For Sachs, there is no other economy, for instance based on carbon balance, energy, metrics of global climate change or water, and the same is for other economists as well. Of course, they are realists since our societies are not adequately education to accept or understand the actual constraints in the long term: diminishing supplies of fresh water and fossil fuels, loss of farmland to development, among others. We also do not have the tools and the will so that any other long-term measure of sustainability can be developed and engaged. As he wraps up the book, Sachs discusses our generation’s challenge. According to him, if the developed world starts looking beyond their noses and sincerely tries to meet basic human needs on a global scale, by 2025 it will be realistically possible to envision a world without extreme poverty. The sentiment is indeed praiseworthy, the question now remains whether or not it will get implemented in its right vein!

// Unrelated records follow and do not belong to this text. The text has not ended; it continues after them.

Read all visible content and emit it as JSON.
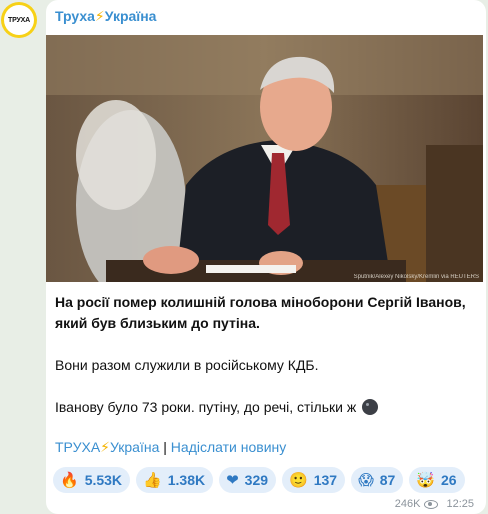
{
  "channel": {
    "avatar_text": "ТРУХА",
    "name": "Труха",
    "bolt": "⚡",
    "name_suffix": "Україна"
  },
  "photo": {
    "credit": "Sputnik/Alexey Nikolsky/Kremlin via REUTERS"
  },
  "post": {
    "line1": "На росії помер колишній голова міноборони Сергій Іванов,",
    "line2": "який був близьким до путіна.",
    "line3": "Вони разом служили в російському КДБ.",
    "line4": "Іванову було 73 роки. путіну, до речі, стільки ж",
    "line4_icon": "bomb-icon"
  },
  "footer": {
    "channel_link": "ТРУХА",
    "channel_link_bolt": "⚡",
    "channel_link_suffix": "Україна",
    "separator": "|",
    "submit_link": "Надіслати новину"
  },
  "reactions": [
    {
      "icon": "🔥",
      "icon_name": "fire-icon",
      "count": "5.53K"
    },
    {
      "icon": "👍",
      "icon_name": "thumbs-up-icon",
      "count": "1.38K"
    },
    {
      "icon": "❤",
      "icon_name": "heart-icon",
      "count": "329"
    },
    {
      "icon": "🙂",
      "icon_name": "smirk-face-icon",
      "count": "137"
    },
    {
      "icon": "😱",
      "icon_name": "scream-face-icon",
      "count": "87"
    },
    {
      "icon": "🤯",
      "icon_name": "exploding-head-icon",
      "count": "26"
    }
  ],
  "meta": {
    "views": "246K",
    "time": "12:25"
  },
  "colors": {
    "accent": "#3a8fd0",
    "avatar_ring": "#f7d117",
    "reaction_bg": "#e3eefa",
    "reaction_text": "#2f79c2",
    "page_bg": "#e8eee6"
  }
}
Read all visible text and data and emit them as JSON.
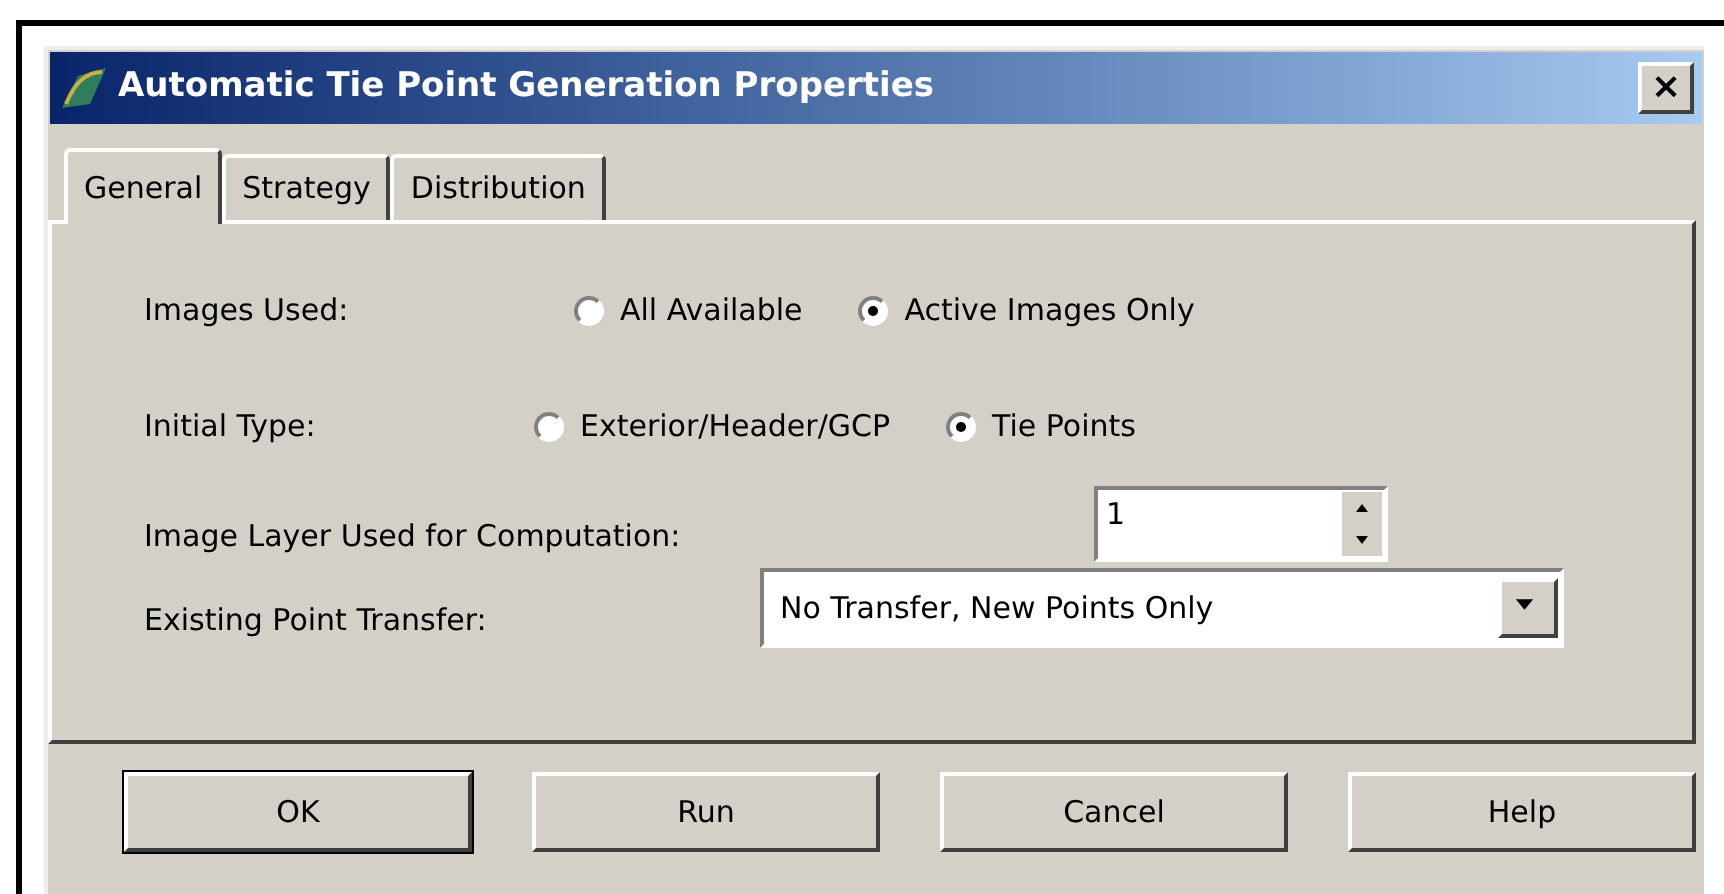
{
  "window": {
    "title": "Automatic Tie Point Generation Properties",
    "close": "×"
  },
  "tabs": [
    {
      "label": "General",
      "selected": true
    },
    {
      "label": "Strategy",
      "selected": false
    },
    {
      "label": "Distribution",
      "selected": false
    }
  ],
  "fields": [
    {
      "kind": "radio",
      "label": "Images Used:",
      "options": [
        {
          "label": "All Available",
          "selected": false
        },
        {
          "label": "Active Images Only",
          "selected": true
        }
      ]
    },
    {
      "kind": "radio",
      "label": "Initial Type:",
      "options": [
        {
          "label": "Exterior/Header/GCP",
          "selected": false
        },
        {
          "label": "Tie Points",
          "selected": true
        }
      ]
    },
    {
      "kind": "spin",
      "label": "Image Layer Used for Computation:",
      "value": "1"
    },
    {
      "kind": "dropdown",
      "label": "Existing Point Transfer:",
      "value": "No Transfer, New Points Only"
    }
  ],
  "buttons": [
    {
      "label": "OK",
      "default": true
    },
    {
      "label": "Run",
      "default": false
    },
    {
      "label": "Cancel",
      "default": false
    },
    {
      "label": "Help",
      "default": false
    }
  ]
}
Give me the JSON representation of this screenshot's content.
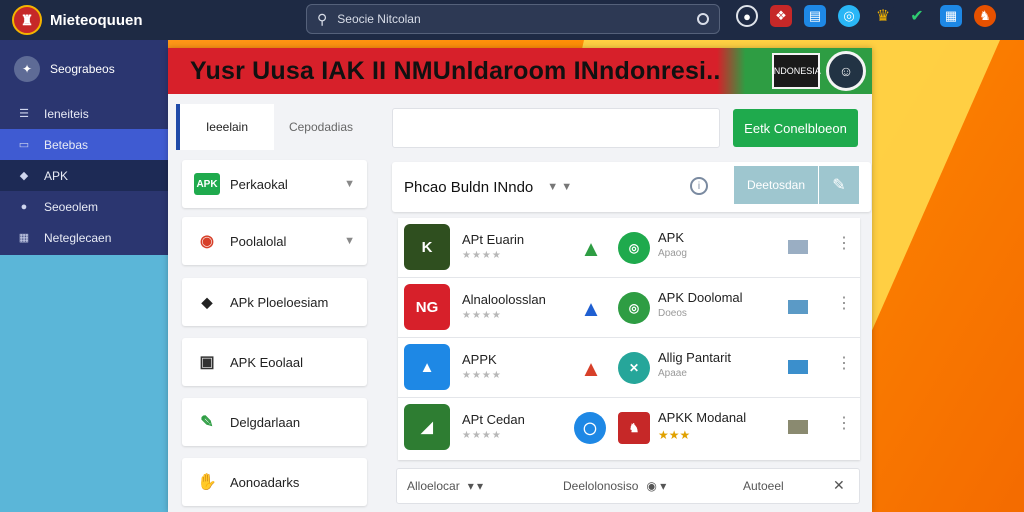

With that said, The End of Poverty: Economic Possibilities for Our Time by Jeffrey Sachs is quite a provocative book but for anyone who seriously understands the importance of role of rich countries in international development and is concerned about it, it is an essential read. It can be said that we are all connected, and that our survival in the long-term is dependent on the fortunes of those in the poorest countries and also the lack of fairness in income in developed countries. For our own survival, we must work within carrying Earth’s capacity, stabilize population and recognize the necessity of biodiversity. We must also accept that we are subject to the same natural laws like other species. We can only truly discover global stability and an end to poverty by combining the above with a rational approach to capitalism and economics. This book by Jeffrey Sachs takes the arguments toward extensive and sweeping reforms of development aid much further, while raising questions about how this should come about at the community level.
Work Cited
Sachs, Jeffrey. The end of poverty: Economic possibilities for our time. Reprint edition. New York, NY: Penguin Books, 2006. Print.